Why is the gradient normal?
The gradient of a function is normal to the level sets because it is defined that way. The gradient of a function is not the natural derivative. When you have a function, f, defined on some Euclidean space (more generally, a Riemannian manifold) then its derivative at a point, say x, is a function dxf on tangent vectors. The intuitive way to think of it is that dxf(v) answers the question:
If I move infinitesimally in the direction v, what happens to f?
So dxf is not itself a tangent vector. However, as we have an inner product lying around, we can convert it into a tangent vector which we call ∇f. This represents the question:
What tangent vector u at x best represents dxf?
What we mean by "best represents" is that u should satisfy the condition:
<u,v> = dxf(v) for all tangent vectors v
Now we look at the level set of f through x. If v is a tangent vector at x which is tangent to the level set then dxf(v) = 0 since f doesn't change if we go (infinitesimally) in the direction of v. Hence our vector ∇f (aka u in the question) must satisfy <∇f, v> = 0. That is, ∇f is normal to the set of tangent vectors at x which are tangent to the level set.
For a generic x and a generic f (i.e. most of the time), the set of tangent vectors at x which are tangent to the level set of f at x is codimension 1 so this specifies ∇f up to a scalar multiple. The scalar multiple can be found by looking at a tangent vector v such that f does change in the v-direction. If no such v exists, then ∇f = 0, of course.
If you are standing on a level set and want to walk some small distance d and get as far as possible from the level set, you want to walk along the normal. Otherwise, if the path you take has a tangent component, it will tend to keep you closer to the level set if d is small enough compared to the size of the level set. Furthermore, getting as far as possible from your level set is approximately the same as walking to the highest/lowest level curve in range, with the approximation improving as d shrinks.
This is essentially Andrew Stacey's answer, but a bit lower level. This is the story I actually try to get my calculus 3 students to understand.
Let $F: \mathbb{R}^2 \to \mathbb{R}$. Then the derivative $D_{F,p}$ is a linear map from $D_{F,p}:\mathbb{R}^2 \to \mathbb{R}$, whose matrix with respect to the standard basis is $[ \dfrac{\partial F}{\partial x} \dfrac{\partial F}{\partial y}]$.
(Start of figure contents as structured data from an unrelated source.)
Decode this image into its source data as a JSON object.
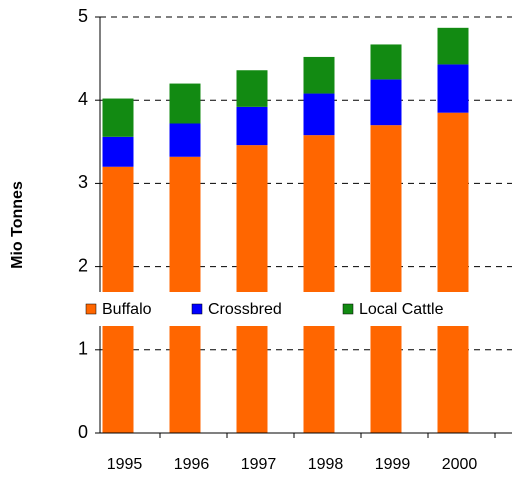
{
  "chart_data": {
    "type": "stacked_bar",
    "y_axis_label": "Mio Tonnes",
    "categories": [
      "1995",
      "1996",
      "1997",
      "1998",
      "1999",
      "2000"
    ],
    "series": [
      {
        "name": "Buffalo",
        "color": "#ff6600",
        "values": [
          3.2,
          3.32,
          3.46,
          3.58,
          3.7,
          3.85
        ]
      },
      {
        "name": "Crossbred",
        "color": "#0000ff",
        "values": [
          0.36,
          0.4,
          0.46,
          0.5,
          0.55,
          0.58
        ]
      },
      {
        "name": "Local Cattle",
        "color": "#128a12",
        "values": [
          0.46,
          0.48,
          0.44,
          0.44,
          0.42,
          0.44
        ]
      }
    ],
    "ylim": [
      0,
      5
    ],
    "yticks": [
      0,
      1,
      2,
      3,
      4,
      5
    ],
    "grid": true
  }
}
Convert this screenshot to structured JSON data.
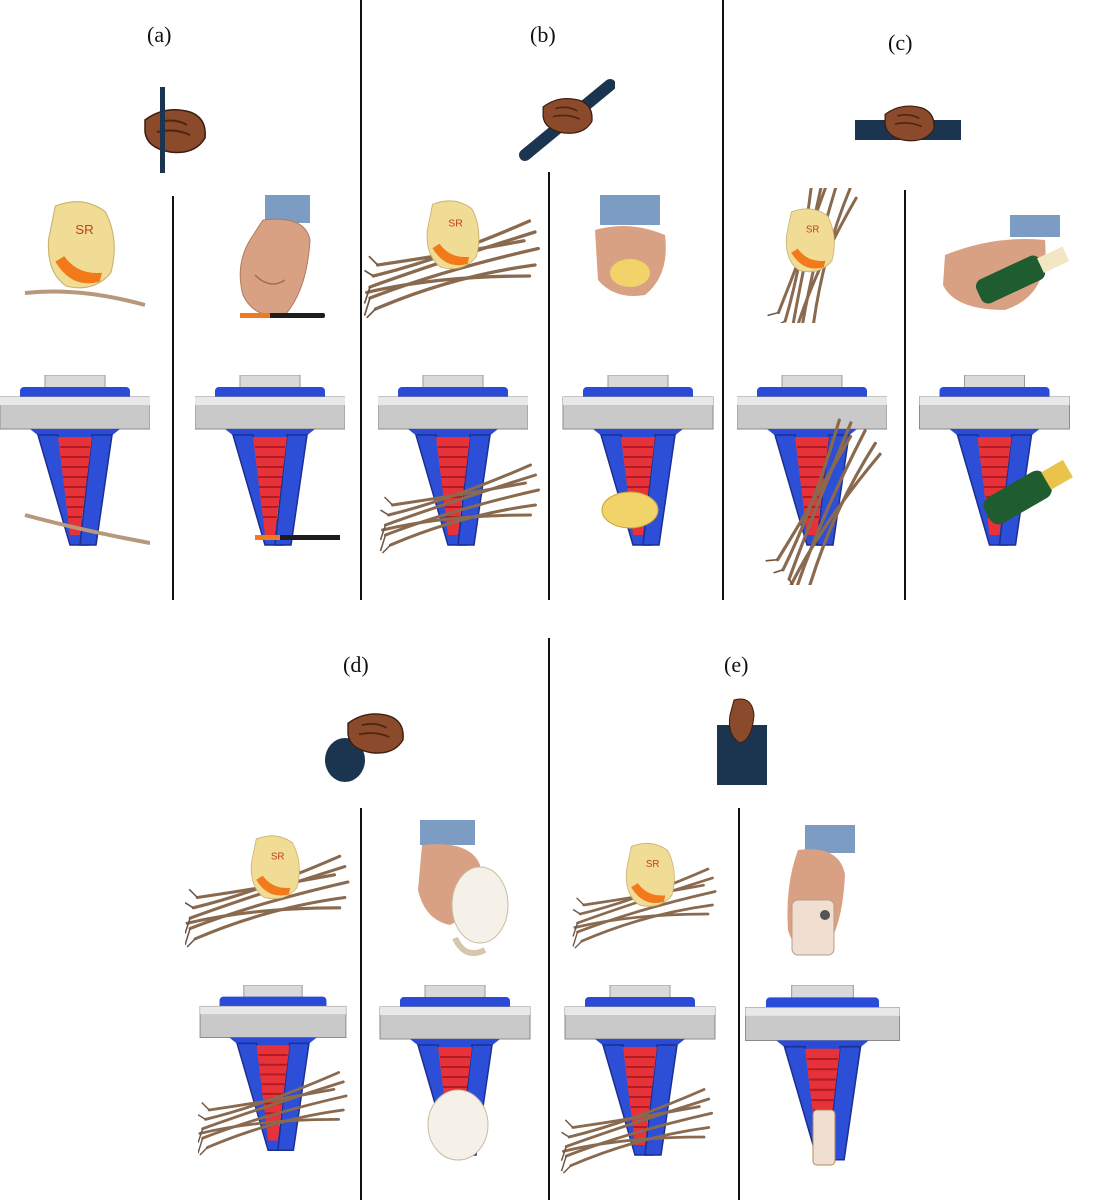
{
  "figure": {
    "panels": [
      {
        "label": "(a)",
        "grasp": "pencil-precision grasp"
      },
      {
        "label": "(b)",
        "grasp": "diagonal power grasp"
      },
      {
        "label": "(c)",
        "grasp": "horizontal power grasp"
      },
      {
        "label": "(d)",
        "grasp": "large-diameter wrap grasp"
      },
      {
        "label": "(e)",
        "grasp": "flat-object pinch grasp"
      }
    ]
  }
}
This is the unique linear map which satisfies $F(p+h) = F(p)+D_{F,p}(h)+Error(h)$, where $\displaystyle\lim_{h \to 0} \dfrac{|Error(h)|}{|h|} = 0$. Notice that $p$ and $h$ are both vectors in $\mathbb{R}^2$.
The cool thing about linear maps from $\mathbb{R}^n \to \mathbb{R}$ is that they look like dot products! In this case, with $h = \langle a,b \rangle$, evaluating the derivative at point $p$, then we have $D_{F,p}(\langle a,b \rangle) = [ \dfrac{\partial F}{\partial x} \dfrac{\partial F}{\partial y}] \begin{bmatrix}a \\\\ b\end{bmatrix} = \dfrac{\partial F}{\partial x}a + \dfrac{\partial F}{\partial y}b = \langle \dfrac{\partial F}{\partial x} \dfrac{\partial F}{\partial y} \rangle \cdot \langle a, b\rangle$,
(with the partials evaluated at $p$). This alternative viewpoint on the derivative is useful, because it gives a different geometric interpretation of the derivative. We call $\langle \dfrac{\partial F}{\partial x} \dfrac{\partial F}{\partial y} \rangle$ the gradient of $F$.
Now we are interested in the curve $F(x,y) = 0$. Given a point $p=(x_1,y_1)$ on this curve, the tangent direction will be the vector $h$ for which $D_{F,p}(h) = 0$, because to stay on the curve, the value of the function should not change to first order. Using the geometric interpretation in terms of dot products, we can see that $\langle \dfrac{\partial F}{\partial x} \dfrac{\partial F}{\partial y} \rangle \cdot \langle h_1, h_2\rangle = 0$, or geometrically that the gradient is perpendicular to the tangent direction!